What are the causes for alpha thalassemia?
Alpha thalassemia typically results from deletions involving the HBA1 and HBA2 genes. Both of these genes provide instructions for making a protein called alpha-globin, which is a component (subunit) of hemoglobin.
People have two copies of the HBA1 gene and two copies of the HBA2 gene in each cell. Each copy is called an allele. For each gene, one allele is inherited from a person's father, and the other is inherited from a person's mother. As a result, there are four alleles that produce alpha-globin. The different types of alpha thalassemia result from the loss of some or all of these alleles.
Hb Bart syndrome, the most severe form of alpha thalassemia, results from the loss of all four alpha-globin alleles. HbH disease is caused by a loss of three of the four alpha-globin alleles. In these two conditions, a shortage of alpha-globin prevents cells from making normal hemoglobin. Instead, cells produce abnormal forms of hemoglobin called hemoglobin Bart (Hb Bart) or hemoglobin H (HbH). These abnormal hemoglobin molecules cannot effectively carry oxygen to the body's tissues. The substitution of Hb Bart or HbH for normal hemoglobin causes anemia and the other serious health problems associated with alpha thalassemia.
Two additional variants of alpha thalassemia are related to a reduced amount of alpha-globin. Because cells still produce some normal hemoglobin, these variants tend to cause few or no health problems. A loss of two of the four alpha-globin alleles results in alpha thalassemia trait. People with alpha thalassemia trait may have unusually small, pale red blood cells and mild anemia. A loss of one alpha-globin allele is found in alpha thalassemia silent carriers. These individuals typically have no thalassemia-related signs or symptoms.
What are the treatments for alpha thalassemia?
Mild forms of thalassemia trait don't need treatment.

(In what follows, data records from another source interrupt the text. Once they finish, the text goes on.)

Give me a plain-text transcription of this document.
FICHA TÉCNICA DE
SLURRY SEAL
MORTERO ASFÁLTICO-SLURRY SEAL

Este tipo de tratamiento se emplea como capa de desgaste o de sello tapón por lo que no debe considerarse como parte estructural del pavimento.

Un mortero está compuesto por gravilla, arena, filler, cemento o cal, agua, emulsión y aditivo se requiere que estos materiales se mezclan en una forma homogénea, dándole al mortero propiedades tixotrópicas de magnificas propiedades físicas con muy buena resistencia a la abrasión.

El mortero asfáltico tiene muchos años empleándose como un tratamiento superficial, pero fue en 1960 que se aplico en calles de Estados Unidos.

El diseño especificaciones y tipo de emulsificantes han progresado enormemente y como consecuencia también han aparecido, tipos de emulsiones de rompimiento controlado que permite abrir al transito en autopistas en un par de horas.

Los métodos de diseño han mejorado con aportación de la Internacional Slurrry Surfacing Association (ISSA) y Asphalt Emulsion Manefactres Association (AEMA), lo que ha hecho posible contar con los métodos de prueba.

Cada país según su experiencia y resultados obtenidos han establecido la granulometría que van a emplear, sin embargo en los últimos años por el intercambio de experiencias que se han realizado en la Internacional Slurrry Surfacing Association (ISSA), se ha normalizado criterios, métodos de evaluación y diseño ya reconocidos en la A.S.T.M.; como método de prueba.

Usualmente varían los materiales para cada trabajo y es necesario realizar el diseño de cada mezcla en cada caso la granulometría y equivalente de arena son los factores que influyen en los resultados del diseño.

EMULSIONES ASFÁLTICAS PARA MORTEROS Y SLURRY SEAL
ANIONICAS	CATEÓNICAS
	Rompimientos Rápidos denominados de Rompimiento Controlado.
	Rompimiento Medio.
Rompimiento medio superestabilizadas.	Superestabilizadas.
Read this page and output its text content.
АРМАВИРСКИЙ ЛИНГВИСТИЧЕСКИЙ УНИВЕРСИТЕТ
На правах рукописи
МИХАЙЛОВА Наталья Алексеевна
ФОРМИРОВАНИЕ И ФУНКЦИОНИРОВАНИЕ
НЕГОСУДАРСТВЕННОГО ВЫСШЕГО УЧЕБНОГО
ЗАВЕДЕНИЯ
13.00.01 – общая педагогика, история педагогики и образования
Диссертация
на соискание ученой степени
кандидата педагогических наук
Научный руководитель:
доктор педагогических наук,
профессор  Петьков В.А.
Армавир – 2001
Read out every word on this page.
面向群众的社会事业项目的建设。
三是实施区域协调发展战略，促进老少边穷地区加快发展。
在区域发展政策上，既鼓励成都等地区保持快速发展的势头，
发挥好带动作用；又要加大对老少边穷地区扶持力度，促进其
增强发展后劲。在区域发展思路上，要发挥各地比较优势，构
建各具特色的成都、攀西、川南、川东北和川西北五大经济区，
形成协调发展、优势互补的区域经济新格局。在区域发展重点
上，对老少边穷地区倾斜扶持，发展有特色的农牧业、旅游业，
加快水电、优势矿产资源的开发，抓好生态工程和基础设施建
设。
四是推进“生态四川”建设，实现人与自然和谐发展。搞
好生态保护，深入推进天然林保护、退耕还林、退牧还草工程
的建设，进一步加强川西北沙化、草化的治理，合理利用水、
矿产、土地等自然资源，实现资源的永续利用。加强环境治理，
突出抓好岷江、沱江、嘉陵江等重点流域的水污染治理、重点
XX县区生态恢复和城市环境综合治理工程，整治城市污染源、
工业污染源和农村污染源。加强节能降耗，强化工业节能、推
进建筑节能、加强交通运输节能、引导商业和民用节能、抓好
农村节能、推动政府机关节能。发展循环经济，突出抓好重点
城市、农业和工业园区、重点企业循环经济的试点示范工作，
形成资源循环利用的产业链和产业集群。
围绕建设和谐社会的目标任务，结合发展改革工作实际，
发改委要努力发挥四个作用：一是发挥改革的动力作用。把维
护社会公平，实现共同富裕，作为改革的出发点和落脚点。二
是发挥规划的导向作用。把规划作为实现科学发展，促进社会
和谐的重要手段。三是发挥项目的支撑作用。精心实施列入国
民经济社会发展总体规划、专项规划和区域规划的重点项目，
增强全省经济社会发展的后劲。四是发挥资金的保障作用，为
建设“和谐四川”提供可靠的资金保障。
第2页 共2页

For moderate to severe thalassemia, treatments might include:
- Frequent blood transfusions. More severe forms of thalassemia often require frequent blood transfusions, possibly every few weeks. Over time, blood transfusions cause a buildup of iron in your blood, which can damage your heart, liver and other organs.
Chelation therapy. This is treatment to remove excess iron from your blood. Iron can build up as a result of regular transfusions. Some people with thalassemia who don't have regular transfusions can also develop excess iron. Removing the excess iron is vital for your health.
To help rid your body of the extra iron, you might need to take an oral medication, such as deferasirox (Exjade, Jadenu) or deferiprone (Ferriprox). Another drug, deferoxamine (Desferal), is given by needle.
Stem cell transplant. Also called a bone marrow transplant, a stem cell transplant might be an option in some cases. For children with severe thalassemia, it can eliminate the need for lifelong blood transfusions and drugs to control iron overload.
This procedure involves receiving infusions of stem cells from a compatible donor, usually a sibling.
- Blood transfusion
- Bone marrow transplant
What are the risk factors for alpha thalassemia?
Factors that increase your risk of thalassemia include:
- Family history of thalassemia. Thalassemia is passed from parents to children through mutated hemoglobin genes.
- Certain ancestry. Thalassemia occurs most often in African Americans and in people of Mediterranean and Southeast Asian descent.